Des chercheurs en sécurité ont découvert que des infections par des logiciels espions de premier plan Pegasus, Reign et Predator pouvaient être découvertes sur des appareils mobiles Apple compromis en vérifiant Shutdown.log, un fichier journal système qui stocke les événements de redémarrage.

Kaspersky a publié des scripts Python pour aider à automatiser le processus d’analyse de l’arrêt.enregistrez le fichier et reconnaissez les signes potentiels d’infection par un logiciel malveillant d’une manière facile à évaluer.

Arrêt.le journal est écrit lors du redémarrage de l’appareil et enregistre l’heure à laquelle un processus doit se terminer et son identifiant (PID).

Scripts d’interruption
Les logiciels malveillants qui ont un effet mesurable sur le redémarrage de l’appareil en raison de l’injection de processus et de la manipulation qu’ils effectuent, laissent des artefacts médico-légaux numériques qui valident la compromission.

Par rapport aux techniques standard telles que l’examen d’une sauvegarde iOS cryptée ou du trafic réseau, l’arrêt.le fichier journal fournit une méthode d’analyse beaucoup plus simple, disent les chercheurs.

Kaspersky a publié trois scripts Python appelés iShutdown qui permettent aux chercheurs de vérifier les données de redémarrage à partir du fichier journal d’arrêt iOS:

  • iShutdown_detect.py -analyse l’archive Sysdiagnostic qui contient le fichier journal
  • iShutdown_parse.py -extrait l’arrêt.consigner les artefacts de l’archive tar
  • iShutdown_stats.py -extrait les démarrages de redémarrage à partir du fichier journal

Parce que l’arrêt.le fichier journal ne peut écrire des données contenant des signes d’infection que si un redémarrage est effectué après la compromission, Kaspersky recommande de redémarrer souvent l’infection de l’appareil.

« À quelle fréquence, vous pouvez demander? Eh bien, ça dépend! Cela dépend du profil de menace de l’utilisateur; toutes les quelques heures, tous les jours, ou peut-être autour d’ « événements importants » ;nous laisserons cela comme une question ouverte  » – Kaspersky

Le référentiel GitHub de Kaspersky contient des instructions sur l’utilisation des scripts Python, ainsi que des exemples de sorties. Cependant, une certaine familiarité avec Python, iOS, la sortie du terminal et les indicateurs de logiciels malveillants est requise pour évaluer correctement les résultats.

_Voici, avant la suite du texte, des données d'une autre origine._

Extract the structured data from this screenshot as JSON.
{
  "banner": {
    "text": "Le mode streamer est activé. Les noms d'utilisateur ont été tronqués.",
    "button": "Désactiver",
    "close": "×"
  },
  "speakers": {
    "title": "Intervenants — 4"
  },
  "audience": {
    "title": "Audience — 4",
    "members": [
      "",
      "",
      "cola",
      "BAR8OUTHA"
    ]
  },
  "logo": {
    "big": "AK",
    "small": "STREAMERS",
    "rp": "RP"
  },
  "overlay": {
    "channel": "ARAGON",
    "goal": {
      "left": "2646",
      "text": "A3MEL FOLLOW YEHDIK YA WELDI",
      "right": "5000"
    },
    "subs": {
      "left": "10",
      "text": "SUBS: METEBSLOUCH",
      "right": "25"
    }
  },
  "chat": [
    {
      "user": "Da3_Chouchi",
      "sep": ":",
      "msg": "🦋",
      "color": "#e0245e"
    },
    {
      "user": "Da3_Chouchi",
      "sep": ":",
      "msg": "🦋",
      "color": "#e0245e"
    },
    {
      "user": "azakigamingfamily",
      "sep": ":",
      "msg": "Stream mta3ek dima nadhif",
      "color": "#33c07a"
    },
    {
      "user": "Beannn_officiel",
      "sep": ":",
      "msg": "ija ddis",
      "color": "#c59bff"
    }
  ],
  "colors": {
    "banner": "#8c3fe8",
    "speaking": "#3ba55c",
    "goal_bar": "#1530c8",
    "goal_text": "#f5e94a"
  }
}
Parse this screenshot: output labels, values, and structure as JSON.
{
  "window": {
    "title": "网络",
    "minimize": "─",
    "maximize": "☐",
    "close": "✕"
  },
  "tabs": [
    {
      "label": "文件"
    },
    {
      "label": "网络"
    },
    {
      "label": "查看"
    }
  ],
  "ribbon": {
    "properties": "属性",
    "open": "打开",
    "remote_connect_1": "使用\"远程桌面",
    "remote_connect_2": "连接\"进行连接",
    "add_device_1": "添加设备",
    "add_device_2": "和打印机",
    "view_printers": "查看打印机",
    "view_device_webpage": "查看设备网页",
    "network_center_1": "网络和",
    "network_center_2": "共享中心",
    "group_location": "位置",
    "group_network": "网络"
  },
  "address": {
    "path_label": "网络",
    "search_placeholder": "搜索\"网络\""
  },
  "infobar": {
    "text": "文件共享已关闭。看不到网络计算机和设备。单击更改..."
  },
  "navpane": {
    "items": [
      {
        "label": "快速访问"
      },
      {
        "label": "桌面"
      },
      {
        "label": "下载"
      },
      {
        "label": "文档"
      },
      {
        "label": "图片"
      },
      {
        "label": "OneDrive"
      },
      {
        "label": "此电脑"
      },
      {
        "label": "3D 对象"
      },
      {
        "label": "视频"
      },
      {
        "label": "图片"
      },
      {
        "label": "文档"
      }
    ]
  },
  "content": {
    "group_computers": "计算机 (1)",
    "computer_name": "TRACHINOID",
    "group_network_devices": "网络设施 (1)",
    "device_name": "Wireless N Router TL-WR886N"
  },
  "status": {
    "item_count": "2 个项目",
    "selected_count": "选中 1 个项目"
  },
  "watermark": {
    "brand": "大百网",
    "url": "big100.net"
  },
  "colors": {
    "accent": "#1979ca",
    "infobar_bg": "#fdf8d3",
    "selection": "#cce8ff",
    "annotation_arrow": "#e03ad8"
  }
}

Processus de surbrillance de sortie retardant le processus de redémarrage

Les fichiers de diagnostic système font 200 à 400 Mo .goudron.archives gz utilisées pour le dépannage des appareils iOS et iPadOS, contenant des informations sur le comportement des logiciels, les communications réseau,etc.

Kaspersky a initialement utilisé la méthode pour analyser les iPhones infectés par le logiciel espion Pegasus et a reçu l’indicateur d’infection dans le journal, ce qui a été confirmé à l’aide de l’outil MVT développé par Amnesty International.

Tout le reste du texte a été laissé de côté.